In 2011, Parker and the GOC program were selected as the nation’s top winner in the 2011 Mayors’ Climate Protection Awards, sponsored by the U.S. Conference of Mayors, a program that recognizes mayors for innovative practices in their cities that increase energy efficiency and reduce greenhouse gas emissions.
“Other cities could implement (the GOC program) because it is adaptable to any cities’ needs,” Parker said.
At various computerized work stations throughout the CEGBC, the public can navigate the web to see the center’s green building adviser. Like everything at the center, computer access is free to the public. The display showroom has building component, water conservation, site and energy efficiency sections.
One of the most popular features at the center is the demonstration vegetated roof.
“We irrigate it from air-conditioning condensate,” Stelzer said. “We grow a combination of a Mexican sedum and native grasses and wild flowers. The roof does three things: It helps to retain the rain water, keeps the roof cooler, and, the best thing about it, the roof keeps out ultraviolet rays.”
Such a roof does require a greater cost in materials, but while traditional, lower-cost roofs will have to be repaired and in most cases replaced in 15 to 20 years, “we won’t be doing that,” he said.
The center is the third largest in the nation right behind the largest in Chicago and then Boston.
Despite Houston’s efforts to educate the public about the advantages of ecologically friendly building practices, Stelzer said the public suffers from an alarming lack of education about the subject.
“There is an astounding lack of education about basic concepts,” he said. “People really don’t understand insulation very well and I think these things can be taught in middle schools and high schools so people have a better sense of how their homes operate. I want to try and help with that, so I am reaching out to the schools.”
City programs or projects the mayor recommends for adaption in other large cities throughout the world include an energy reduction program in city municipal buildings.
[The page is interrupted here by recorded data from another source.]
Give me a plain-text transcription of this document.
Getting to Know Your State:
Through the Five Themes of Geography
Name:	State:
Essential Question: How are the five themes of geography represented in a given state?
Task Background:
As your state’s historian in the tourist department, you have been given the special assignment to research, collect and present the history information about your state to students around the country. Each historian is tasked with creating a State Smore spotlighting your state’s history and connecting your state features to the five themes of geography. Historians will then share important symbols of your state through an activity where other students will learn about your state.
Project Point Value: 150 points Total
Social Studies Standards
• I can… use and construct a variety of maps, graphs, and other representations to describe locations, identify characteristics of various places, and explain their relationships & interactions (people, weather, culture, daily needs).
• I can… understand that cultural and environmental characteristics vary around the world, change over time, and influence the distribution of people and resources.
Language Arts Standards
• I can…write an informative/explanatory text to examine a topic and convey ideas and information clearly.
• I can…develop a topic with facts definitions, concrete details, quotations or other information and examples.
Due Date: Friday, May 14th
“A total of 297 city facilities are expected to achieve guaranteed energy use reductions of 30 percent saving over 22 million kwh of electricity every year, with paybacks of, on average, less than 10 years,” Parker said.
Other Houston green programs include the month-old expansion of the Houston Bike Share to encourage biking in Houston. Parker said biking will encourage health and environmental change, as part of the community’s transportation network.